Fed says economy will continue to worsen in 2009

Unemployment could climb to 8.8 percent

Job-seekers in New York wait in line at a National Career Fairs job fair outside the Radisson Martinique On Broadway Hotel Wednesday. The Department of Labor releases weekly jobless claims figures today.  (Associated Press / The Spokesman-Review)
Associated Press

WASHINGTON – The Federal Reserve warned Wednesday that the nation’s crippled economy is even worse than thought and predicted it would deteriorate throughout 2009, with no sign that the housing market will stabilize.

The Fed’s bleak estimates indicated that unemployment could climb as high as 8.8 percent this year and that the economy would contract for a full calendar year for the first time since 1991.

The central bank’s latest projections came hours after a separate report showed that new home construction and applications for future projects both fell to record lows last month.

Still, some economists saw a silver lining in the otherwise dismal housing report: Scaled-back building should reduce the number of unsold homes and contribute to an eventual housing recovery.

The Fed’s latest forecast says the unemployment rate will climb to between 8.5 and 8.8 percent this year. The old prediction, issued in mid-November, estimated that the jobless rate would rise to between 7.1 and 7.6 percent.

Many private economists believe the current 7.6 percent jobless rate – the highest in more than 16 years – will hit at least 9 percent by early next year even with the $787 billion stimulus package signed into law Tuesday by Obama.

The Fed also believes the economy will contract this year between 0.5 and 1.3 percent. The old forecast said the economy could shrink by 0.2 percent or expand by 1.1 percent.

The last time the economy registered a contraction for a full year was in 1991, by 0.2 percent. If the Fed’s new predictions prove correct, it would mark the weakest showing since a 1.9 percent drop in 1982, when the country had suffered through a severe recession.

The grim outlook represents the growing toll of the worst housing, credit and financial crises since the 1930s.
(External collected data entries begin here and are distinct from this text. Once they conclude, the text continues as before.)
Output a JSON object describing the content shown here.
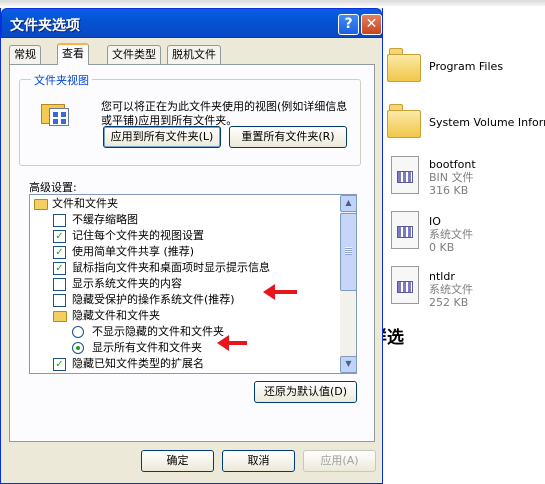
{
  "explorer": {
    "files": [
      {
        "name": "Program Files",
        "type": "",
        "size": "",
        "icon": "folder-icon"
      },
      {
        "name": "System Volume Informat",
        "type": "",
        "size": "",
        "icon": "folder-icon"
      },
      {
        "name": "bootfont",
        "type": "BIN 文件",
        "size": "316 KB",
        "icon": "system-file-icon"
      },
      {
        "name": "IO",
        "type": "系统文件",
        "size": "0 KB",
        "icon": "system-file-icon"
      },
      {
        "name": "ntldr",
        "type": "系统文件",
        "size": "252 KB",
        "icon": "system-file-icon"
      }
    ]
  },
  "annotation": "象这样选",
  "dialog": {
    "title": "文件夹选项",
    "help_glyph": "?",
    "close_glyph": "✕",
    "tabs": [
      "常规",
      "查看",
      "文件类型",
      "脱机文件"
    ],
    "active_tab": "查看",
    "folder_views": {
      "title": "文件夹视图",
      "description": "您可以将正在为此文件夹使用的视图(例如详细信息或平铺)应用到所有文件夹。",
      "apply_all": "应用到所有文件夹(L)",
      "reset_all": "重置所有文件夹(R)"
    },
    "advanced": {
      "label": "高级设置:",
      "items": [
        {
          "kind": "folder",
          "label": "文件和文件夹",
          "checked": null
        },
        {
          "kind": "checkbox",
          "label": "不缓存缩略图",
          "checked": false
        },
        {
          "kind": "checkbox",
          "label": "记住每个文件夹的视图设置",
          "checked": true
        },
        {
          "kind": "checkbox",
          "label": "使用简单文件共享 (推荐)",
          "checked": true
        },
        {
          "kind": "checkbox",
          "label": "鼠标指向文件夹和桌面项时显示提示信息",
          "checked": true
        },
        {
          "kind": "checkbox",
          "label": "显示系统文件夹的内容",
          "checked": false
        },
        {
          "kind": "checkbox",
          "label": "隐藏受保护的操作系统文件(推荐)",
          "checked": false
        },
        {
          "kind": "folder",
          "label": "隐藏文件和文件夹",
          "checked": null
        },
        {
          "kind": "radio",
          "label": "不显示隐藏的文件和文件夹",
          "checked": false
        },
        {
          "kind": "radio",
          "label": "显示所有文件和文件夹",
          "checked": true
        },
        {
          "kind": "checkbox",
          "label": "隐藏已知文件类型的扩展名",
          "checked": true
        }
      ],
      "restore_defaults": "还原为默认值(D)"
    },
    "buttons": {
      "ok": "确定",
      "cancel": "取消",
      "apply": "应用(A)"
    },
    "colors": {
      "titlebar": "#0553d3",
      "tab_highlight": "#f8b34a",
      "arrow": "#e8141e",
      "check": "#21a121"
    }
  }
}
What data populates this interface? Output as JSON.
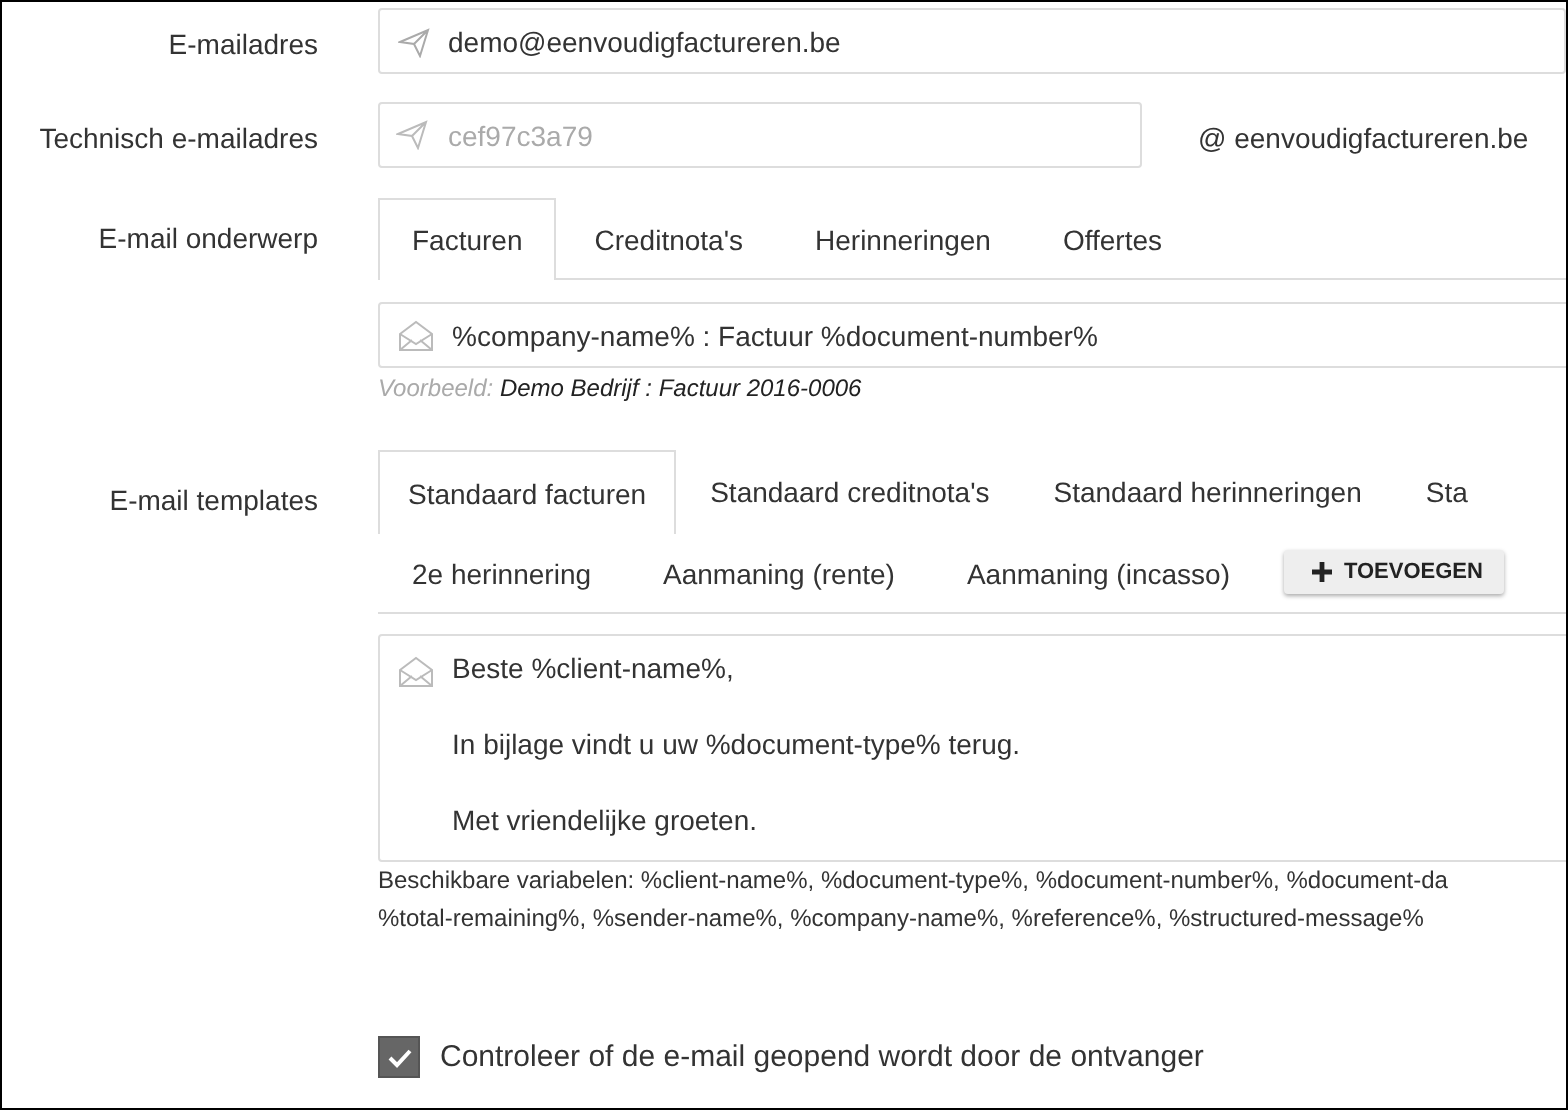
{
  "email": {
    "label": "E-mailadres",
    "value": "demo@eenvoudigfactureren.be"
  },
  "technical_email": {
    "label": "Technisch e-mailadres",
    "placeholder": "cef97c3a79",
    "suffix": "@ eenvoudigfactureren.be"
  },
  "subject": {
    "label": "E-mail onderwerp",
    "tabs": [
      {
        "label": "Facturen",
        "selected": true
      },
      {
        "label": "Creditnota's",
        "selected": false
      },
      {
        "label": "Herinneringen",
        "selected": false
      },
      {
        "label": "Offertes",
        "selected": false
      }
    ],
    "value": "%company-name% : Factuur %document-number%",
    "example_label": "Voorbeeld:",
    "example": "Demo Bedrijf : Factuur 2016-0006"
  },
  "templates": {
    "label": "E-mail templates",
    "tabs": [
      {
        "label": "Standaard facturen",
        "selected": true
      },
      {
        "label": "Standaard creditnota's",
        "selected": false
      },
      {
        "label": "Standaard herinneringen",
        "selected": false
      },
      {
        "label": "Sta",
        "selected": false
      },
      {
        "label": "2e herinnering",
        "selected": false
      },
      {
        "label": "Aanmaning (rente)",
        "selected": false
      },
      {
        "label": "Aanmaning (incasso)",
        "selected": false
      }
    ],
    "add_button": "TOEVOEGEN",
    "body": [
      "Beste %client-name%,",
      "In bijlage vindt u uw %document-type% terug.",
      "Met vriendelijke groeten."
    ],
    "variables": [
      "Beschikbare variabelen: %client-name%, %document-type%, %document-number%, %document-da",
      "%total-remaining%, %sender-name%, %company-name%, %reference%, %structured-message%"
    ]
  },
  "track_open": {
    "label": "Controleer of de e-mail geopend wordt door de ontvanger",
    "checked": true
  }
}
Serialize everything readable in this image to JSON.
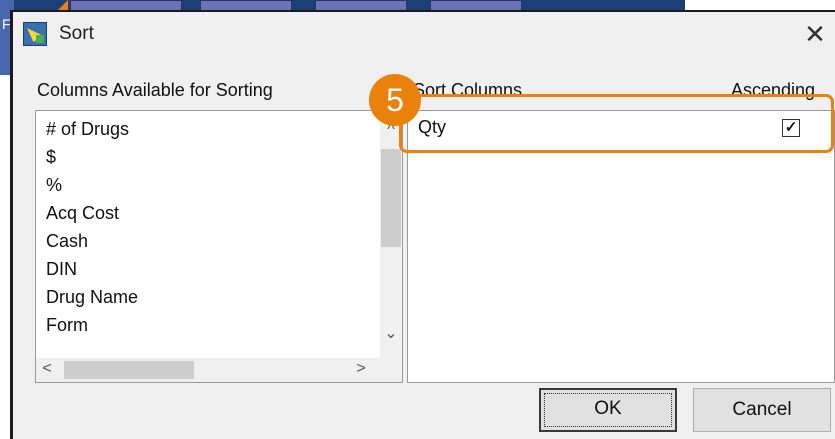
{
  "window": {
    "title": "Sort",
    "close_glyph": "✕",
    "icon": "sort-app-icon"
  },
  "background": {
    "side_letter": "F"
  },
  "available": {
    "label": "Columns Available for Sorting",
    "items": [
      "# of Drugs",
      "$",
      "%",
      "Acq Cost",
      "Cash",
      "DIN",
      "Drug Name",
      "Form"
    ],
    "scroll_up": "^",
    "scroll_down": "⌄",
    "scroll_left": "<",
    "scroll_right": ">"
  },
  "sort": {
    "label": "Sort Columns",
    "ascending_label": "Ascending",
    "items": [
      {
        "name": "Qty",
        "ascending": true,
        "check_glyph": "✓"
      }
    ]
  },
  "annotation": {
    "step": "5",
    "color": "#e8820c"
  },
  "buttons": {
    "ok": "OK",
    "cancel": "Cancel"
  }
}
All of those negative forces have plunged the nation into a recession, now in its second year.

“Given the strength of the forces currently weighing on the economy,” Fed officials “generally expected that the recovery would be unusually gradual and prolonged,” according to documents on the Fed’s updated economic outlook.

In another sign of the troubled economy, production at the nation’s factories, mines and utilities fell 1.8 percent last month, more than economists expected. That figure, the third monthly drop in a row, was dragged down by a 23 percent drop in production at auto plants and their suppliers.

Meanwhile, construction of new homes and apartments plummeted 16.8 percent in January from the previous month, the Commerce Department said, falling to a seasonally adjusted annual rate of 466,000 units. Analysts expected a pace of 530,000 housing units.

Building permits, a measure of future activity, also sank to a record low pace of 521,000 units in January, a 4.8 percent drop from the prior month.

“Conditions in the market for new homes have not been this bad since the 1930s, and they continue to worsen,” said Patrick Newport, an economist at IHS Global Insight in Lexington, Mass. He predicted that housing starts would remain depressed for months to come.

But other economists saw some glimmers of hope in the report. The sharp cuts in new home building should help reduce inventories of unsold homes, which reached record levels last year, and stabilize home prices, which have been battered by a flood of foreclosed homes on the market.

Abiel Reinhart, an economist at JPMorgan Chase & Co., said that reduced homebuilding lowers economic growth in the short run, “but it does help get inventories down to more reasonable levels.”

Builders have cut the number of new homes on the market for almost two years, Newport said, but sales have fallen even more quickly. As a result, the Commerce Department said last month that it would take 12.9 months to sell all the new homes on the market, the longest on record.

That could drop closer to five to six months by the end of this year, Reinhart said, levels that are consistent with a more stable market.